As attorney for the Defendants, Mr. Larson-Jackson is presumed to know and understand the rules of this Court and the Defendants cannot now argue "excusable neglect." The Defendants acknowledge that they "took the liberty to review the Court file" and have not affirmed that they do not have access to ECF. Defs.' Opp. ¶ 10. Accordingly, the Court employs the presumption in the local rules that attorneys practicing in this Court have registered for ECF access, and that Defendants, through Mr. Larson, had constructive, if not actual, notice of all filings. Defendants therefore do not meet the strictures of Rule 4(a)(6)(B).
In addition, the Court concludes that it cannot grant the motion to reopen the time to file an appeal because it would prejudice the Plaintiff under Rule 4(a)(6)(C). See FED. R. CIV. P. 4(a)(6)(C). This lawsuit to collect a debt was initiated in June 2002 and remains in limbo. The basis for Defendants' Notice of Appeal is that, "as set forth in Appellants/Defendants' Opposition to Plaintiff's Motion to Dismiss, there are genuine material issues in dispute." Defs.' Opp. ¶ 11. While there is no doubt that Defendants have failed to repay the loan from Plaintiff, they argued before the trial court that there were genuine issues of material fact as to how much was owed:
[A]pproximately eight to ten payments were tendered by the borrower corporation to the lender..... [Defendant] is uncertain about the exact amount of the payments because the person who worked as the law firm's staff accountant recently died and the hard copy of the payment records are located in an off site storage facility in Woodbridge, Virginia. This matter is further complicated by the fact that some of the initial payments were automatically subtracted from the borrower's account via the Ach debit system.

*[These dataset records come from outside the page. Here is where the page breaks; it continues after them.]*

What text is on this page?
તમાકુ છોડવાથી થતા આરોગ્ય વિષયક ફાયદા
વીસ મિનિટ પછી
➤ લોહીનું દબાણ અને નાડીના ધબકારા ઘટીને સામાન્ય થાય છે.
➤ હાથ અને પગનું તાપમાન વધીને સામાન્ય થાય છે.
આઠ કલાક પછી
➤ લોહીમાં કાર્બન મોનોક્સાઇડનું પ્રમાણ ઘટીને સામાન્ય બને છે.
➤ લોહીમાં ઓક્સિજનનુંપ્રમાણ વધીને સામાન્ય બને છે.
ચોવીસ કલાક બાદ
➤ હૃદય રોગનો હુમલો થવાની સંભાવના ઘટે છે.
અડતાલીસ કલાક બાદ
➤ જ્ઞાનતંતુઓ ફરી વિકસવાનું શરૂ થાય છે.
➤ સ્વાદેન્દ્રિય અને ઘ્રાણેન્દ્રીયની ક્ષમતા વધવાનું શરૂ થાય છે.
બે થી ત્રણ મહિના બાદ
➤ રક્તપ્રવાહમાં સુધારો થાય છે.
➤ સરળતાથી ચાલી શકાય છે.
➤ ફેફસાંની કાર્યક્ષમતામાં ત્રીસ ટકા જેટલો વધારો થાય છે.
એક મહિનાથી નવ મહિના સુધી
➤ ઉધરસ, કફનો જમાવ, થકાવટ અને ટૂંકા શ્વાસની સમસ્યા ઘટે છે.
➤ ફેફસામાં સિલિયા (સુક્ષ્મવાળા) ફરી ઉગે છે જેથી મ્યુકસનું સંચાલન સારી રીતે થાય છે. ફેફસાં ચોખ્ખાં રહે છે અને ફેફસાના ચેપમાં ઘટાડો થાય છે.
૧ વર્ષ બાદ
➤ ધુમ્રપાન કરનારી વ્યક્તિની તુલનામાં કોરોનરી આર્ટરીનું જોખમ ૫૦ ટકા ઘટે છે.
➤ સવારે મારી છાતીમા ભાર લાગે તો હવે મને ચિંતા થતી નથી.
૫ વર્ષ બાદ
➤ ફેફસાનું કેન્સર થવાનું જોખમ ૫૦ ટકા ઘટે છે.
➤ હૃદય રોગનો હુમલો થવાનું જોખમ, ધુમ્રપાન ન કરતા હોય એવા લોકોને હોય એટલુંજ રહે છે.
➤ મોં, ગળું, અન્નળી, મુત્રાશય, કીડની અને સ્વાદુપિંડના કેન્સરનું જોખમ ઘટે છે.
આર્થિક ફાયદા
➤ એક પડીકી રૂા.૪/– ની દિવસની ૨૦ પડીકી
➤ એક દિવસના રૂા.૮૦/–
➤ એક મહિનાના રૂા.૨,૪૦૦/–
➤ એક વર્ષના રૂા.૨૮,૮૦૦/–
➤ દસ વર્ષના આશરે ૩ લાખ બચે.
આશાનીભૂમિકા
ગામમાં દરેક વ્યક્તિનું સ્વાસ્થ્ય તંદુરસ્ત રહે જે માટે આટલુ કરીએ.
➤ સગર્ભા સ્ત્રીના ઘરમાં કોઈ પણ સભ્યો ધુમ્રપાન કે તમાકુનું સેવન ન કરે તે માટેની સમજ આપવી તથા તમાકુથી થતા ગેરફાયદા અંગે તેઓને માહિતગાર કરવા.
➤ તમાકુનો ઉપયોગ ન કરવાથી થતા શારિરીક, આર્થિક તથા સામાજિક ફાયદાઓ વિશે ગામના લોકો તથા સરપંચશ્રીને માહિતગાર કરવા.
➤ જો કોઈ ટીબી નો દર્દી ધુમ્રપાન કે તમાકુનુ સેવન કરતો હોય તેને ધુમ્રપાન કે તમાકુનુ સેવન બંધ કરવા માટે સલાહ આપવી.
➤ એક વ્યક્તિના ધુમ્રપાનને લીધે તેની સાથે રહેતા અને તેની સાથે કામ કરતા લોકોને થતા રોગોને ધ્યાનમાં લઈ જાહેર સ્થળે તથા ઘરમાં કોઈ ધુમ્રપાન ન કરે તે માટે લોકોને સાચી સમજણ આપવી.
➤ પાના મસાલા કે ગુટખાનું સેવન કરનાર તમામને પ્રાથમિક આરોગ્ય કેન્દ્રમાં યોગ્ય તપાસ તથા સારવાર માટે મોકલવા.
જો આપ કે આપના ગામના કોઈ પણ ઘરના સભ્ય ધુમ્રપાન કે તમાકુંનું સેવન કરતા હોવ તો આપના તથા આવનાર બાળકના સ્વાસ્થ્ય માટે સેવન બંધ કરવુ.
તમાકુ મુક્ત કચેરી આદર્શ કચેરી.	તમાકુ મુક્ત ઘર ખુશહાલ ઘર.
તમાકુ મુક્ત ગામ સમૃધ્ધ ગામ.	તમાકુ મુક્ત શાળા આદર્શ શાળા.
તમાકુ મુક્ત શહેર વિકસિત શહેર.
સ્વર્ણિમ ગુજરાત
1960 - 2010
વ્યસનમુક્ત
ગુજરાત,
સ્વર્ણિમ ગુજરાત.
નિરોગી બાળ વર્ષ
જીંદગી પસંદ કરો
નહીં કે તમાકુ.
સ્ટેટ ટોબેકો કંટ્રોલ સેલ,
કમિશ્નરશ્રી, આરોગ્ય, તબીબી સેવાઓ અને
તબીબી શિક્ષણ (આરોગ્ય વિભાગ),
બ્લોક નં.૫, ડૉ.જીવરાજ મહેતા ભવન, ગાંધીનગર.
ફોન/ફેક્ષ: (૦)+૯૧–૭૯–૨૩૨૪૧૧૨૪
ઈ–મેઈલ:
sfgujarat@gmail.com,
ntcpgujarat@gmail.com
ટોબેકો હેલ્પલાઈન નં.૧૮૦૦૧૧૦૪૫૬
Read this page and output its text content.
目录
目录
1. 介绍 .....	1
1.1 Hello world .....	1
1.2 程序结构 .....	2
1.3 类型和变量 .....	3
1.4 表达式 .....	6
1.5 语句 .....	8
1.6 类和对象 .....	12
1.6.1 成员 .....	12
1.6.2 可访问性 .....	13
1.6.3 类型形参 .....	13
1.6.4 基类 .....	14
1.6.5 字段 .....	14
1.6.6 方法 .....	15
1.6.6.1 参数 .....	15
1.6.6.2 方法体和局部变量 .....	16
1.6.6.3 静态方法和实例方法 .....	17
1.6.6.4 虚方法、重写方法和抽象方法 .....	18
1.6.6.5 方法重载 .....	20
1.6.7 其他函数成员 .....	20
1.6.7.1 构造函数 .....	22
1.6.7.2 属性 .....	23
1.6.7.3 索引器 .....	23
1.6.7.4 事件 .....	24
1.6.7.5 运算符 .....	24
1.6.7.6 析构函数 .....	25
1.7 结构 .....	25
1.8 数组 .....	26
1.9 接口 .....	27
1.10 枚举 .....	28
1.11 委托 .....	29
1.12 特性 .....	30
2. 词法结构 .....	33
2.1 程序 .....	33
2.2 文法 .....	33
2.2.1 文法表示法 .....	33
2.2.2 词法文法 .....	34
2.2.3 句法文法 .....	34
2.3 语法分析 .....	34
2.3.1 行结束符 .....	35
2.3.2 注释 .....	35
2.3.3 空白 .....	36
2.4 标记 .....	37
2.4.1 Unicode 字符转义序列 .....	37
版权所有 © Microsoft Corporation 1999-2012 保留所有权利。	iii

Internet Fin. Serv., LLC v. Law Firm of Larson-Jackson, P.C., et al., No. 02-1207, memo. op. at 4 (D.D.C. February 24, 2004). Noting that there had been months of full discovery and that "Defendants had months to locate the offsite documents and to ascertain the amounts paid and owed under the Note," the Court held that the Defendants provided "only speculation, rather than facts and affidavits," which was insufficient to defeat summary judgment. Id.
Without any real defense to the Plaintiff's suit to collect a debt, the Defendants have repeatedly extended or sought to postpone the time of collection. The Court views the inquiry into possible prejudice as an issue of equity. It is patently unfair to an opposing party to permit a late appeal where the movant has consistently ignored a lawsuit and actively failed to ascertain any amounts due, to the opposing party's detriment. Therefore, the Court finds that Defendants' motion should be denied because it cannot find that no party would be prejudiced. FED. R. CIV. P. 4(a)(6)(C).
For the reasons stated, the Court finds that the Notice of Appeal was TIMELY and that the motion to reopen the time to file an appeal is without merit and is DENIED.